Forbes contributor Peter Cohan wrote that “the root cause of the bad forecast is PayPal’s competitively inferior branded checkout service,” noting that rivals offer pre-installed mobile wallet advantages and biometric authentication that PayPal lacks.
Bright Spots and Uncertain Future
Not all is bleak. Venmo, with 97 million projected users, saw revenue grow 20% to $1.7 billion. PayPal’s buy now, pay later business has surpassed $40 billion in total purchase volume, growing at a 20% annual rate. Lores has emphasized that the three business units are “mutually reinforcing” and that the company is stronger together than apart.
However, analysts remain cautious. Morgan Stanley’s James Faucette said PayPal moved “too slowly” on branded checkout and that the window for Venmo monetization has “largely passed,” as reported by Forbes. Of 44 analysts covering PayPal, only 2 rate it a Strong Buy, while 30 rate it a Hold and 4 rate it a Sell.
Evercore ISI analysts captured the prevailing uncertainty: “The big question is whether he will bring in a formidable payments team to attempt yet another multi-year turnaround or look to start reviewing options for strategic assets.”
What to Watch
The next 12 to 24 months will be critical for PayPal.

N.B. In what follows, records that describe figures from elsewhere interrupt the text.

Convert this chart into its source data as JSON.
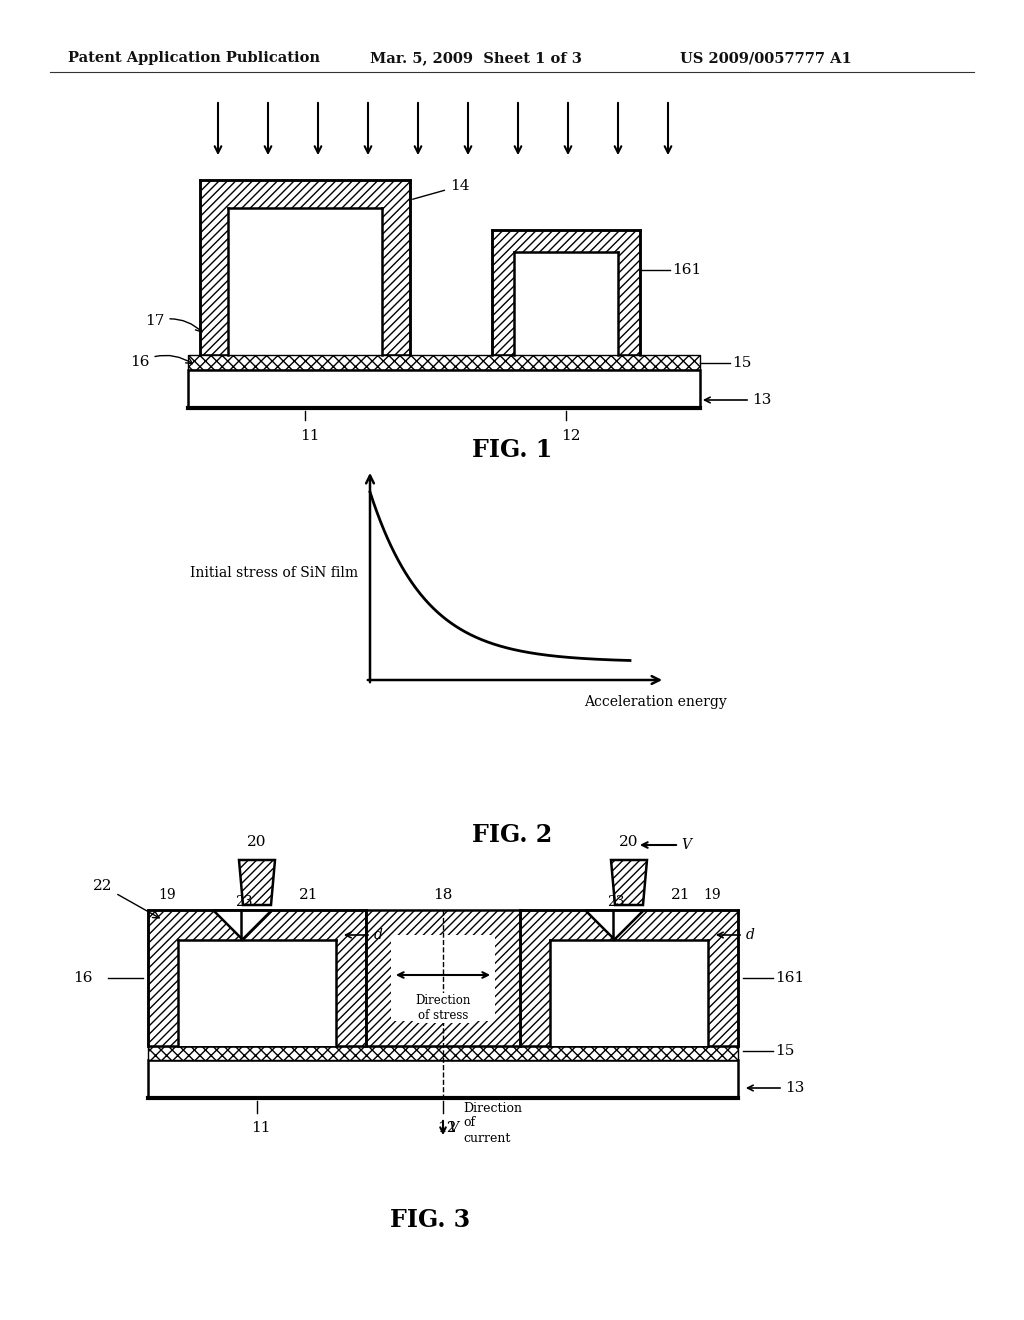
{
  "bg_color": "#ffffff",
  "header_left": "Patent Application Publication",
  "header_mid": "Mar. 5, 2009  Sheet 1 of 3",
  "header_right": "US 2009/0057777 A1",
  "fig1_label": "FIG. 1",
  "fig2_label": "FIG. 2",
  "fig3_label": "FIG. 3",
  "fig2_ylabel": "Initial stress of SiN film",
  "fig2_xlabel": "Acceleration energy",
  "line_color": "#000000"
}
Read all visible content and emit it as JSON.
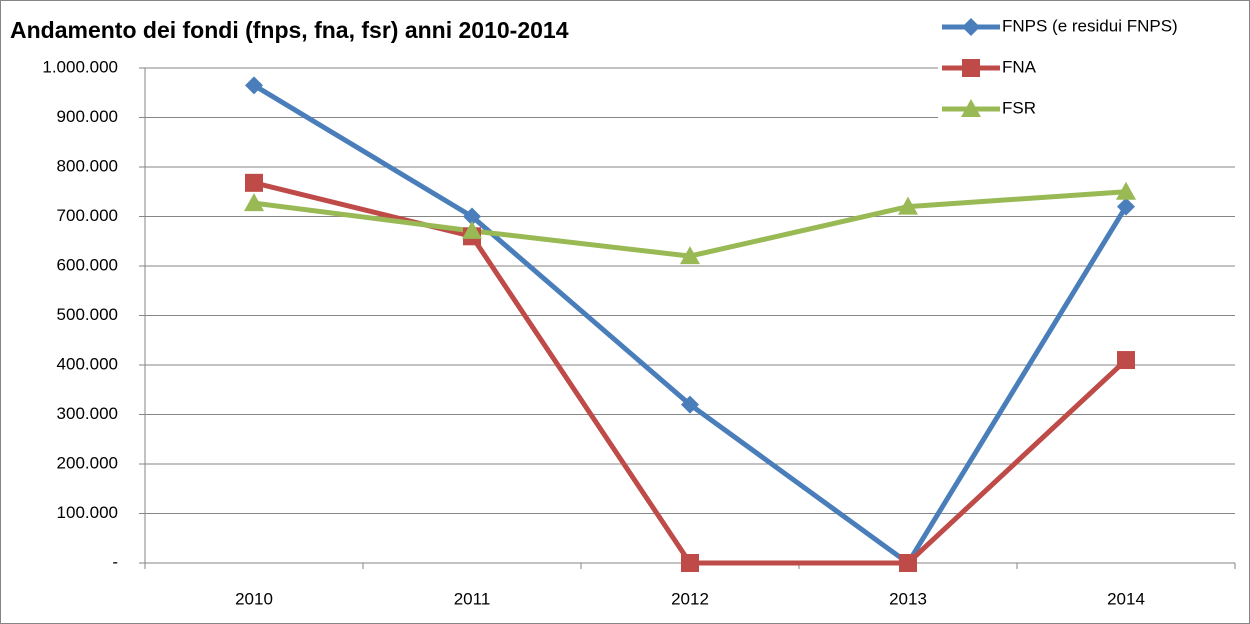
{
  "chart_data": {
    "type": "line",
    "title": "Andamento dei fondi (fnps, fna, fsr) anni 2010-2014",
    "categories": [
      "2010",
      "2011",
      "2012",
      "2013",
      "2014"
    ],
    "series": [
      {
        "name": "FNPS (e residui FNPS)",
        "color": "#4a7ebb",
        "marker": "diamond",
        "values": [
          965000,
          700000,
          320000,
          0,
          720000
        ]
      },
      {
        "name": "FNA",
        "color": "#be4b48",
        "marker": "square",
        "values": [
          768000,
          660000,
          0,
          0,
          410000
        ]
      },
      {
        "name": "FSR",
        "color": "#98b954",
        "marker": "triangle",
        "values": [
          727000,
          671000,
          620000,
          720000,
          750000
        ]
      }
    ],
    "ylim": [
      0,
      1000000
    ],
    "yticks": [
      {
        "value": 0,
        "label": "-"
      },
      {
        "value": 100000,
        "label": "100.000"
      },
      {
        "value": 200000,
        "label": "200.000"
      },
      {
        "value": 300000,
        "label": "300.000"
      },
      {
        "value": 400000,
        "label": "400.000"
      },
      {
        "value": 500000,
        "label": "500.000"
      },
      {
        "value": 600000,
        "label": "600.000"
      },
      {
        "value": 700000,
        "label": "700.000"
      },
      {
        "value": 800000,
        "label": "800.000"
      },
      {
        "value": 900000,
        "label": "900.000"
      },
      {
        "value": 1000000,
        "label": "1.000.000"
      }
    ],
    "grid": true,
    "legend": "top-right"
  }
}
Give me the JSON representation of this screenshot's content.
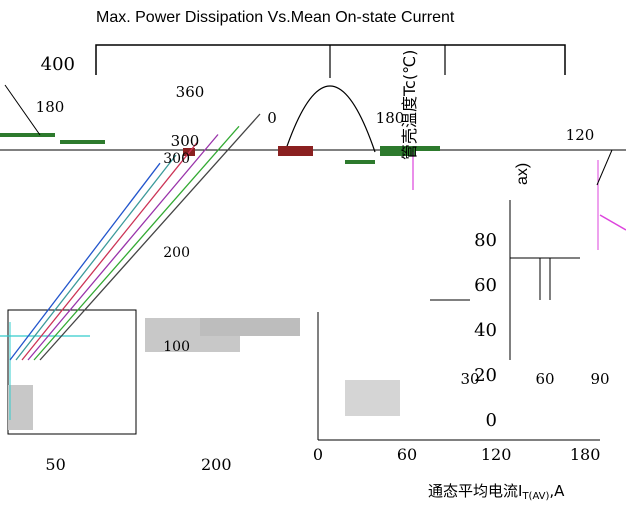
{
  "chart_data": {
    "type": "line",
    "title": "Max. Power Dissipation Vs.Mean On-state Current",
    "ylabel": "管壳温度Tc(℃)",
    "ylabel_fragment": "ax)",
    "xlabel_prefix": "通态平均电流",
    "xlabel_symbol": "I",
    "xlabel_sub": "T(AV)",
    "xlabel_unit": ",A",
    "left_panel": {
      "ytick_labels": [
        "400",
        "300",
        "200",
        "100"
      ],
      "ytick_values": [
        400,
        300,
        200,
        100
      ],
      "xtick_labels": [
        "50",
        "200"
      ],
      "xtick_values": [
        50,
        200
      ],
      "xlim": [
        0,
        280
      ],
      "ylim": [
        0,
        420
      ],
      "annotations": [
        "360",
        "180",
        "300",
        "0",
        "180",
        "120"
      ]
    },
    "right_panel": {
      "ytick_labels": [
        "80",
        "60",
        "40",
        "20",
        "0"
      ],
      "ytick_values": [
        80,
        60,
        40,
        20,
        0
      ],
      "xtick_labels": [
        "0",
        "60",
        "120",
        "180"
      ],
      "xtick_values": [
        0,
        60,
        120,
        180
      ],
      "inner_xtick_labels": [
        "30",
        "60",
        "90"
      ],
      "inner_xtick_values": [
        30,
        60,
        90
      ],
      "xlim": [
        0,
        190
      ],
      "ylim": [
        0,
        100
      ]
    },
    "series": [
      {
        "color": "#2255cc",
        "x": [
          0,
          150
        ],
        "y": [
          0,
          240
        ]
      },
      {
        "color": "#3b9a9a",
        "x": [
          0,
          160
        ],
        "y": [
          0,
          250
        ]
      },
      {
        "color": "#cc3355",
        "x": [
          0,
          175
        ],
        "y": [
          0,
          265
        ]
      },
      {
        "color": "#9933aa",
        "x": [
          0,
          190
        ],
        "y": [
          0,
          275
        ]
      },
      {
        "color": "#33aa33",
        "x": [
          0,
          205
        ],
        "y": [
          0,
          285
        ]
      },
      {
        "color": "#444444",
        "x": [
          0,
          220
        ],
        "y": [
          0,
          300
        ]
      }
    ]
  }
}
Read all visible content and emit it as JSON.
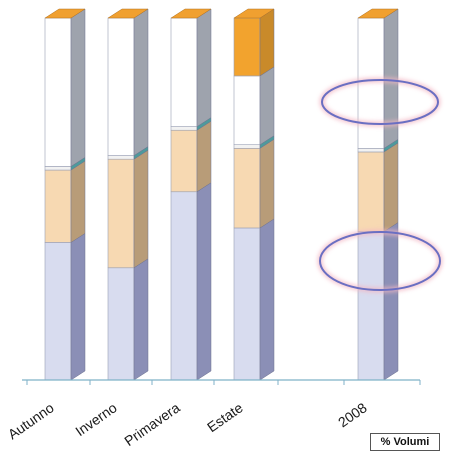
{
  "chart_data": {
    "type": "bar",
    "stacked": true,
    "style": "3d",
    "title": "",
    "xlabel": "",
    "ylabel": "",
    "units_label": "% Volumi",
    "categories": [
      "Autunno",
      "Inverno",
      "Primavera",
      "Estate",
      "2008"
    ],
    "series": [
      {
        "color": "#d8dcef",
        "values": [
          38,
          31,
          52,
          42,
          41
        ]
      },
      {
        "color": "#f7d9b2",
        "values": [
          20,
          30,
          17,
          22,
          22
        ]
      },
      {
        "color": "#f2f2f2",
        "values": [
          1,
          1,
          1,
          1,
          1
        ]
      },
      {
        "color": "#ffffff",
        "values": [
          41,
          38,
          30,
          19,
          36
        ]
      },
      {
        "color": "#f2a32e",
        "values": [
          0,
          0,
          0,
          16,
          0
        ]
      }
    ],
    "highlight_ellipses_on": "2008",
    "grid": false,
    "legend": "none"
  },
  "colors": {
    "side_shade": [
      "#8b8fb6",
      "#b89c78",
      "#4d9a9c",
      "#9ea3ad",
      "#c98a2a"
    ],
    "top_face": "#f0a030",
    "axis": "#7fb2c8",
    "ellipse": "#6a6fc2"
  }
}
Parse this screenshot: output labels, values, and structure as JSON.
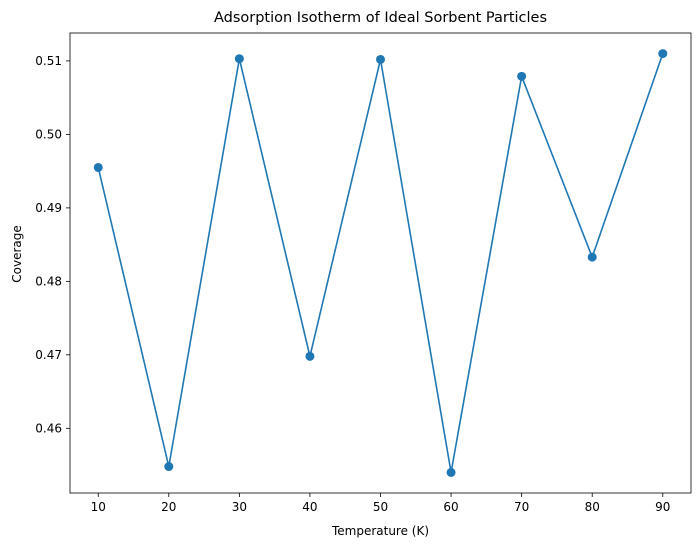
{
  "chart_data": {
    "type": "line",
    "title": "Adsorption Isotherm of Ideal Sorbent Particles",
    "xlabel": "Temperature (K)",
    "ylabel": "Coverage",
    "x": [
      10,
      20,
      30,
      40,
      50,
      60,
      70,
      80,
      90
    ],
    "series": [
      {
        "values": [
          0.4955,
          0.4548,
          0.5103,
          0.4698,
          0.5102,
          0.454,
          0.5079,
          0.4833,
          0.511
        ],
        "color": "#1f77b4",
        "marker": "circle"
      }
    ],
    "xticks": [
      10,
      20,
      30,
      40,
      50,
      60,
      70,
      80,
      90
    ],
    "yticks": [
      0.46,
      0.47,
      0.48,
      0.49,
      0.5,
      0.51
    ],
    "ytick_labels": [
      "0.46",
      "0.47",
      "0.48",
      "0.49",
      "0.50",
      "0.51"
    ],
    "xlim": [
      6,
      94
    ],
    "ylim": [
      0.4512,
      0.5138
    ],
    "grid": false,
    "legend": "none"
  }
}
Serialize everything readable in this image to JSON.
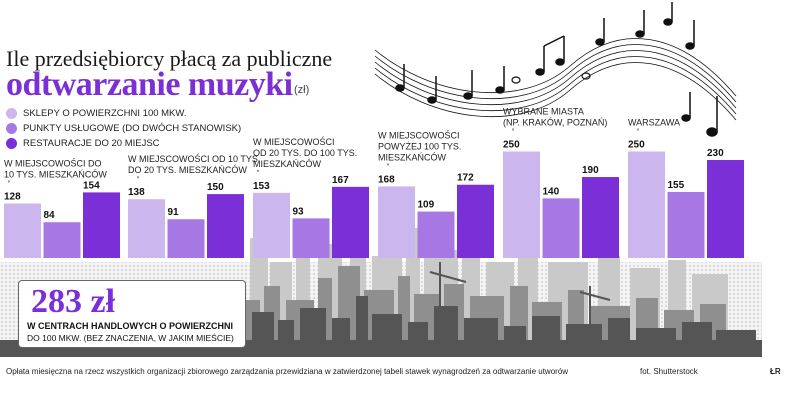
{
  "header": {
    "title_line1": "Ile przedsiębiorcy płacą za publiczne",
    "title_line2": "odtwarzanie muzyki",
    "unit": "(zł)"
  },
  "legend": [
    {
      "label": "SKLEPY O POWIERZCHNI 100 MKW.",
      "color": "#cbb6ee"
    },
    {
      "label": "PUNKTY USŁUGOWE (DO DWÓCH STANOWISK)",
      "color": "#a778e3"
    },
    {
      "label": "RESTAURACJE DO 20 MIEJSC",
      "color": "#7b2fd6"
    }
  ],
  "chart_data": {
    "type": "bar",
    "categories": [
      "W MIEJSCOWOŚCI DO 10 TYS. MIESZKAŃCÓW",
      "W MIEJSCOWOŚCI OD 10 TYS. DO 20 TYS. MIESZKAŃCÓW",
      "W MIEJSCOWOŚCI OD 20 TYS. DO 100 TYS. MIESZKAŃCÓW",
      "W MIEJSCOWOŚCI POWYŻEJ 100 TYS. MIESZKAŃCÓW",
      "WYBRANE MIASTA (NP. KRAKÓW, POZNAŃ)",
      "WARSZAWA"
    ],
    "category_lines": [
      [
        "W MIEJSCOWOŚCI DO",
        "10 TYS. MIESZKAŃCÓW"
      ],
      [
        "W MIEJSCOWOŚCI OD 10 TYS.",
        "DO 20 TYS. MIESZKAŃCÓW"
      ],
      [
        "W MIEJSCOWOŚCI",
        "OD 20 TYS. DO 100 TYS.",
        "MIESZKAŃCÓW"
      ],
      [
        "W MIEJSCOWOŚCI",
        "POWYŻEJ 100 TYS.",
        "MIESZKAŃCÓW"
      ],
      [
        "WYBRANE MIASTA",
        "(NP. KRAKÓW, POZNAŃ)"
      ],
      [
        "WARSZAWA"
      ]
    ],
    "series": [
      {
        "name": "SKLEPY O POWIERZCHNI 100 MKW.",
        "values": [
          128,
          138,
          153,
          168,
          250,
          250
        ]
      },
      {
        "name": "PUNKTY USŁUGOWE (DO DWÓCH STANOWISK)",
        "values": [
          84,
          91,
          93,
          109,
          140,
          155
        ]
      },
      {
        "name": "RESTAURACJE DO 20 MIEJSC",
        "values": [
          154,
          150,
          167,
          172,
          190,
          230
        ]
      }
    ],
    "grid": false
  },
  "stat": {
    "value": "283 zł",
    "line1": "W CENTRACH HANDLOWYCH O POWIERZCHNI",
    "line2": "DO 100 MKW. (BEZ ZNACZENIA, W JAKIM MIEŚCIE)"
  },
  "footer": {
    "note": "Opłata miesięczna na rzecz wszystkich organizacji zbiorowego zarządzania przewidziana w zatwierdzonej tabeli stawek wynagrodzeń za odtwarzanie utworów",
    "photo_credit": "fot. Shutterstock",
    "logo": "ŁR"
  },
  "colors": {
    "accent": "#7b2fd6",
    "mid": "#a778e3",
    "light": "#cbb6ee",
    "skyline": "#555555"
  }
}
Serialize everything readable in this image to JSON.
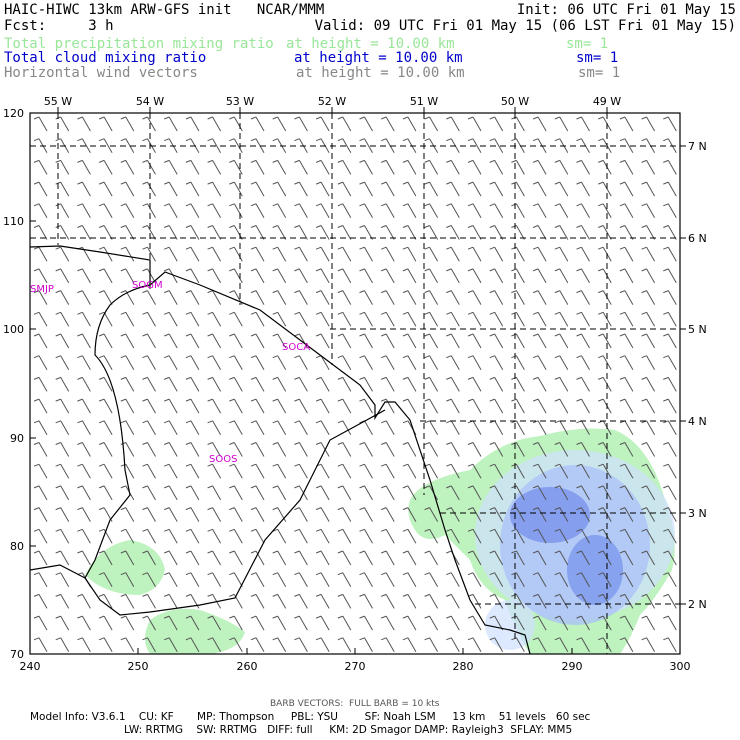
{
  "header": {
    "line1_left": "HAIC-HIWC 13km ARW-GFS init   NCAR/MMM",
    "line1_right": "Init: 06 UTC Fri 01 May 15",
    "line2_left": "Fcst:     3 h",
    "line2_right": "Valid: 09 UTC Fri 01 May 15 (06 LST Fri 01 May 15)",
    "fields": [
      {
        "name": "Total precipitation mixing ratio",
        "height": "at height = 10.00 km",
        "sm": "sm= 1",
        "color": "#99e699"
      },
      {
        "name": "Total cloud mixing ratio",
        "height": "at height = 10.00 km",
        "sm": "sm= 1",
        "color": "#0000cc"
      },
      {
        "name": "Horizontal wind vectors",
        "height": "at height = 10.00 km",
        "sm": "sm= 1",
        "color": "#888888"
      }
    ]
  },
  "map": {
    "x_ticks": [
      "240",
      "250",
      "260",
      "270",
      "280",
      "290",
      "300"
    ],
    "y_ticks": [
      "70",
      "80",
      "90",
      "100",
      "110",
      "120"
    ],
    "lon_labels": [
      "55 W",
      "54 W",
      "53 W",
      "52 W",
      "51 W",
      "50 W",
      "49 W"
    ],
    "lat_labels": [
      "7 N",
      "6 N",
      "5 N",
      "4 N",
      "3 N",
      "2 N"
    ],
    "stations": [
      "SMJP",
      "SOGM",
      "SOCA",
      "SOOS"
    ],
    "station_color": "#d000d0",
    "precip_color": "#b3f0b3",
    "cloud_color": "#7fa0ff"
  },
  "footer": {
    "barb_note": "BARB VECTORS:  FULL BARB = 10 kts",
    "model_line1": "Model Info: V3.6.1    CU: KF       MP: Thompson     PBL: YSU        SF: Noah LSM     13 km    51 levels   60 sec",
    "model_line2": "LW: RRTMG    SW: RRTMG   DIFF: full     KM: 2D Smagor DAMP: Rayleigh3  SFLAY: MM5"
  }
}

Lores has promised to update investors on his turnaround plan “in a few months.” Key questions include whether branded checkout growth can recover against Apple’s ecosystem advantages, whether Venmo or Braintree could be spun off, and whether a cost-cutting CEO from the hardware world can successfully navigate the fast-moving fintech landscape. For a company that once defined online payments, the stakes could not be higher.